Al contrastar la arquitectura regulatoria argentina con la de otros países de la región, como Brasil o Chile, se evidencia una divergencia estructural notable: mientras que las naciones vecinas canalizan sus inversiones subnacionales a través de bonos verdes soberanos respaldados por garantías automáticas de coparticipación federal o estatal, Argentina exhibe una asimetría fiscal más aguda pero compensada por una inigualable flexibilidad contractual en el derecho privado civil y comercial, sumado a un ecosistema fintech altamente dinámico.
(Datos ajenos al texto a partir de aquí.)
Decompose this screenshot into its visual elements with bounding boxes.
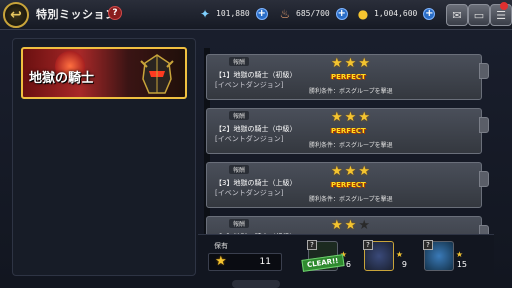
crystal-resource: ✦ 101,880 +	[198, 6, 268, 21]
mission-condition: 勝利条件：ボスグループを撃退	[309, 88, 393, 95]
star-icon: ★	[331, 164, 343, 179]
reward-label: 報酬	[229, 219, 250, 228]
coin-icon: ●	[357, 6, 369, 21]
star-icon: ★	[331, 56, 343, 71]
card-tab	[479, 171, 489, 187]
question-icon: ?	[423, 240, 433, 250]
reward-label: 報酬	[229, 165, 250, 174]
star-icon: ★	[331, 218, 343, 233]
gold-resource: ● 1,004,600 +	[356, 6, 436, 21]
menu-icon: ☰	[496, 8, 506, 22]
event-title: 地獄の騎士	[29, 71, 95, 86]
mission-stars: ★ ★ ★	[331, 111, 370, 124]
crystal-icon: ✦	[199, 6, 211, 21]
star-icon: ★	[344, 218, 357, 233]
mission-stars: ★ ★ ★	[331, 165, 370, 178]
reward-bar: 保有 ★ 11 ? ★ 6 CLEAR!! ? ★ 9 ? ★ 15	[198, 234, 494, 278]
mission-card[interactable]: 報酬 ★ ★ ★ PERFECT 【3】地獄の騎士（上級） [イベントダンジョン] …	[206, 162, 489, 208]
star-icon: ★	[395, 250, 403, 259]
event-panel: 地獄の騎士	[12, 38, 196, 276]
mission-list[interactable]: 報酬 ★ ★ ★ PERFECT 【1】地獄の騎士（初級） [イベントダンジョン] …	[198, 38, 494, 234]
mission-category: [イベントダンジョン]	[215, 81, 284, 89]
stamina-count: 685/700	[296, 9, 330, 18]
back-button[interactable]: ↩	[3, 2, 29, 28]
mission-card[interactable]: 報酬 ★ ★ ★ PERFECT 【2】地獄の騎士（中級） [イベントダンジョン] …	[206, 108, 489, 154]
page-title: 特別ミッション	[36, 8, 117, 21]
star-count: 11	[259, 257, 271, 267]
top-bar: ↩ 特別ミッション ? ✦ 101,880 + ♨ 685/700 + ● 1,…	[0, 0, 512, 30]
reward-required-stars: 6	[345, 260, 351, 269]
perfect-badge: PERFECT	[331, 73, 366, 81]
crystal-count: 101,880	[216, 9, 250, 18]
reward-required-stars: 15	[456, 260, 467, 269]
star-icon: ★	[358, 110, 370, 125]
question-icon: ?	[307, 240, 317, 250]
gold-add-button[interactable]: +	[423, 7, 436, 20]
perfect-badge: PERFECT	[331, 127, 366, 135]
mission-stars: ★ ★ ★	[331, 219, 370, 232]
mission-condition: 勝利条件：ボスグループを撃退	[309, 142, 393, 149]
gold-count: 1,004,600	[374, 9, 418, 18]
reward-label: 報酬	[229, 57, 250, 66]
star-icon: ★	[344, 56, 357, 71]
mission-stars: ★ ★ ★	[331, 57, 370, 70]
card-tab	[479, 63, 489, 79]
perfect-badge: PERFECT	[331, 181, 366, 189]
back-icon: ↩	[10, 7, 22, 23]
crystal-add-button[interactable]: +	[255, 7, 268, 20]
mission-name: 【1】地獄の騎士（初級）	[215, 71, 297, 79]
star-holdings: ★ 11	[208, 253, 282, 271]
star-icon: ★	[331, 110, 343, 125]
star-icon: ★	[358, 164, 370, 179]
mission-card[interactable]: 報酬 ★★★ 【4】地獄の騎士（超級）	[206, 216, 489, 234]
mission-category: [イベントダンジョン]	[215, 189, 284, 197]
stamina-icon: ♨	[279, 6, 291, 21]
star-icon: ★	[455, 250, 463, 259]
star-icon: ★	[215, 254, 227, 269]
stamina-resource: ♨ 685/700 +	[278, 6, 348, 21]
question-icon: ?	[363, 240, 373, 250]
holdings-label: 保有	[214, 242, 228, 250]
bottom-decoration	[232, 280, 280, 288]
card-tab	[479, 225, 489, 234]
mission-card[interactable]: 報酬 ★ ★ ★ PERFECT 【1】地獄の騎士（初級） [イベントダンジョン] …	[206, 54, 489, 100]
card-tab	[479, 117, 489, 133]
star-icon: ★	[358, 56, 370, 71]
mission-name: 【2】地獄の騎士（中級）	[215, 125, 297, 133]
chat-icon: ▭	[473, 8, 485, 22]
notification-dot	[500, 2, 508, 10]
knight-icon	[140, 54, 174, 94]
event-banner[interactable]: 地獄の騎士	[21, 47, 187, 99]
mission-category: [イベントダンジョン]	[215, 135, 284, 143]
stamina-add-button[interactable]: +	[335, 7, 348, 20]
star-icon: ★	[344, 164, 357, 179]
mission-name: 【3】地獄の騎士（上級）	[215, 179, 297, 187]
reward-item-2[interactable]: ? ★ 9	[363, 240, 407, 271]
chat-button[interactable]: ▭	[468, 4, 490, 26]
help-button[interactable]: ?	[108, 6, 122, 20]
reward-required-stars: 9	[401, 260, 407, 269]
mission-condition: 勝利条件：ボスグループを撃退	[309, 196, 393, 203]
star-icon: ★	[358, 218, 370, 233]
reward-label: 報酬	[229, 111, 250, 120]
mail-icon: ✉	[452, 8, 462, 22]
reward-item-3[interactable]: ? ★ 15	[423, 240, 467, 271]
mail-button[interactable]: ✉	[446, 4, 468, 26]
star-icon: ★	[344, 110, 357, 125]
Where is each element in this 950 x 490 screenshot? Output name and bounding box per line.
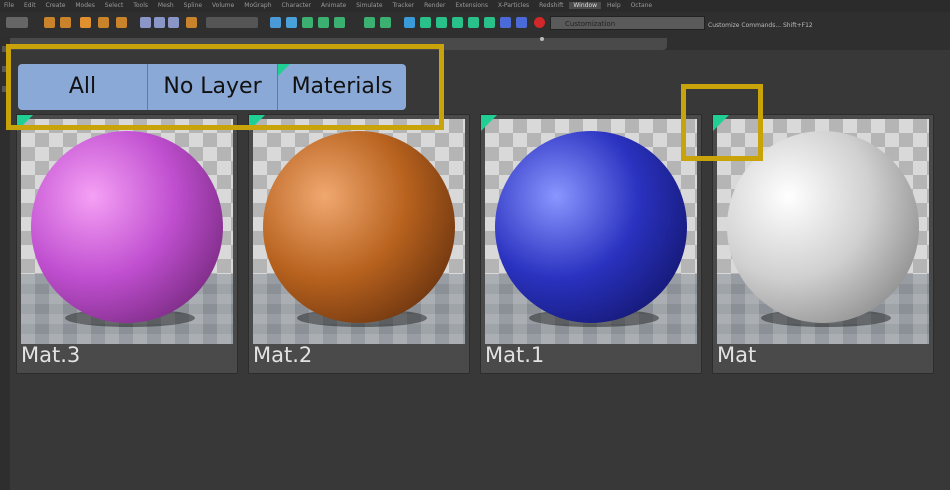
assigned-marker-icon	[713, 115, 729, 131]
scale-tool-icon[interactable]	[60, 17, 71, 28]
record-icon[interactable]	[534, 17, 545, 28]
panel-tab-strip	[0, 36, 950, 50]
tab-materials-label: Materials	[291, 74, 393, 99]
menu-tools[interactable]: Tools	[129, 2, 152, 9]
material-name: Mat.1	[485, 343, 545, 367]
layer-filter-tabs: All No Layer Materials	[18, 64, 406, 110]
menu-spline[interactable]: Spline	[180, 2, 206, 9]
left-tool-icon[interactable]	[2, 86, 8, 92]
generator-icon[interactable]	[484, 17, 495, 28]
subdivision-icon[interactable]	[302, 17, 313, 28]
menu-simulate[interactable]: Simulate	[352, 2, 387, 9]
menu-mograph[interactable]: MoGraph	[240, 2, 275, 9]
field-icon[interactable]	[436, 17, 447, 28]
menu-window[interactable]: Window	[569, 2, 602, 9]
material-preview	[253, 119, 465, 344]
material-sphere	[31, 131, 223, 323]
material-card-mat2[interactable]: Mat.2	[248, 114, 470, 374]
material-preview	[717, 119, 929, 344]
tab-all[interactable]: All	[18, 64, 148, 110]
cloner-icon[interactable]	[318, 17, 329, 28]
live-select-icon[interactable]	[80, 17, 91, 28]
menu-octane[interactable]: Octane	[627, 2, 657, 9]
menu-edit[interactable]: Edit	[20, 2, 40, 9]
z-axis-icon[interactable]	[168, 17, 179, 28]
layout-dropdown[interactable]: Customization	[550, 16, 705, 30]
y-axis-icon[interactable]	[154, 17, 165, 28]
material-name: Mat	[717, 343, 757, 367]
menu-bar: File Edit Create Modes Select Tools Mesh…	[0, 0, 950, 12]
left-edge-strip	[0, 36, 10, 490]
menu-character[interactable]: Character	[277, 2, 315, 9]
left-tool-icon[interactable]	[2, 46, 8, 52]
menu-select[interactable]: Select	[101, 2, 128, 9]
material-sphere	[263, 131, 455, 323]
tab-no-layer[interactable]: No Layer	[148, 64, 278, 110]
tab-materials[interactable]: Materials	[278, 64, 406, 110]
menu-modes[interactable]: Modes	[71, 2, 98, 9]
recent-tool-icon[interactable]	[116, 17, 127, 28]
light-icon[interactable]	[404, 17, 415, 28]
undo-icon[interactable]	[6, 17, 28, 28]
move-tool-icon[interactable]	[44, 17, 55, 28]
floor-icon[interactable]	[364, 17, 375, 28]
menu-create[interactable]: Create	[42, 2, 70, 9]
menu-help[interactable]: Help	[603, 2, 625, 9]
rotate-tool-icon[interactable]	[98, 17, 109, 28]
material-sphere	[727, 131, 919, 323]
material-name: Mat.3	[21, 343, 81, 367]
tab-all-label: All	[68, 74, 97, 99]
material-card-mat[interactable]: Mat	[712, 114, 934, 374]
coordinate-system-icon[interactable]	[186, 17, 197, 28]
left-tool-icon[interactable]	[2, 66, 8, 72]
menu-file[interactable]: File	[0, 2, 18, 9]
assigned-marker-icon	[481, 115, 497, 131]
menu-render[interactable]: Render	[420, 2, 449, 9]
menu-volume[interactable]: Volume	[208, 2, 238, 9]
effector-icon[interactable]	[452, 17, 463, 28]
menu-x-particles[interactable]: X-Particles	[494, 2, 533, 9]
x-axis-icon[interactable]	[140, 17, 151, 28]
render-buttons-icon[interactable]	[206, 17, 258, 28]
material-preview	[485, 119, 697, 344]
scene-icon[interactable]	[500, 17, 511, 28]
sky-icon[interactable]	[516, 17, 527, 28]
cube-icon[interactable]	[270, 17, 281, 28]
assigned-marker-icon	[278, 64, 290, 76]
panel-grip-icon	[540, 37, 544, 41]
material-sphere	[495, 131, 687, 323]
menu-mesh[interactable]: Mesh	[154, 2, 178, 9]
menu-tracker[interactable]: Tracker	[389, 2, 419, 9]
assigned-marker-icon	[249, 115, 265, 131]
pen-icon[interactable]	[286, 17, 297, 28]
assigned-marker-icon	[17, 115, 33, 131]
add-icon[interactable]	[420, 17, 431, 28]
bend-icon[interactable]	[334, 17, 345, 28]
menu-redshift[interactable]: Redshift	[535, 2, 567, 9]
deformer-icon[interactable]	[468, 17, 479, 28]
panel-tab-bar[interactable]	[0, 38, 667, 50]
material-card-mat1[interactable]: Mat.1	[480, 114, 702, 374]
material-name: Mat.2	[253, 343, 313, 367]
material-card-mat3[interactable]: Mat.3	[16, 114, 238, 374]
material-preview	[21, 119, 233, 344]
tab-no-layer-label: No Layer	[163, 74, 262, 99]
customize-commands-label[interactable]: Customize Commands... Shift+F12	[708, 22, 813, 29]
camera-icon[interactable]	[380, 17, 391, 28]
menu-extensions[interactable]: Extensions	[451, 2, 492, 9]
menu-animate[interactable]: Animate	[317, 2, 350, 9]
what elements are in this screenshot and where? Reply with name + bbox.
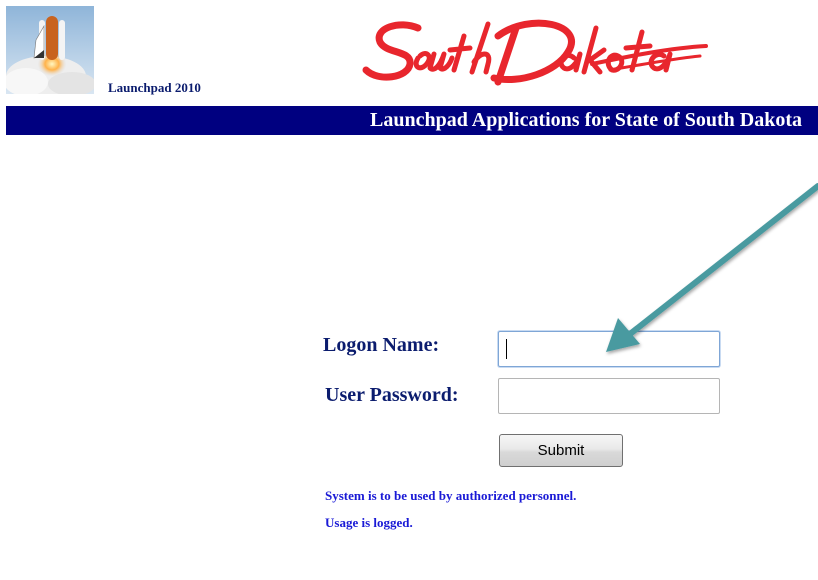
user-password-input[interactable] <box>498 378 720 414</box>
submit-button[interactable]: Submit <box>499 434 623 467</box>
logon-name-label: Logon Name: <box>323 334 440 356</box>
space-shuttle-logo-icon <box>6 6 94 94</box>
title-banner: Launchpad Applications for State of Sout… <box>6 106 818 135</box>
text-caret <box>506 339 507 359</box>
user-password-label: User Password: <box>325 384 459 406</box>
authorized-use-notice: System is to be used by authorized perso… <box>325 488 577 503</box>
south-dakota-logo <box>360 6 710 98</box>
usage-logged-notice: Usage is logged. <box>325 515 413 530</box>
launchpad-login-page: Launchpad 2010 Launchpad Applications fo… <box>0 0 818 580</box>
logon-name-input[interactable] <box>498 331 720 367</box>
banner-title: Launchpad Applications for State of Sout… <box>370 109 802 131</box>
app-version-label: Launchpad 2010 <box>108 80 201 95</box>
Para capitalizar esta ventaja sin caer en litigiosidad, la estrategia exige que los gobiernos provinciales asuman un rol de garantes subsidiarios o coordinadores técnicos, blindando jurídicamente cada emisión frente a contingencias políticas locales.

Para que una pequeña comuna o un municipio de mediana escala pueda transitar este camino con éxito, el proceso debe contemplar tres fases secuenciales rigurosas: en primer lugar, la auditoría integral y tasación legal del activo natural o de la infraestructura hídrica proyectada; en segundo término, la alianza estratégica con cámaras empresarias, universidades y fiduciarias habilitadas para superar la obsolescencia técnica administrativa; y finalmente, la digitalización y emisión de los títulos valores en redes de bloques seguras bajo supervisión de la CNV. De este modo, la tokenización deja de ser una entelequia teórica para convertirse en el motor financiero de la adaptación climática, demostrando que la innovación institucional y la cooperación multinivel son las únicas respuestas eficaces ante la vulnerabilidad del territorio.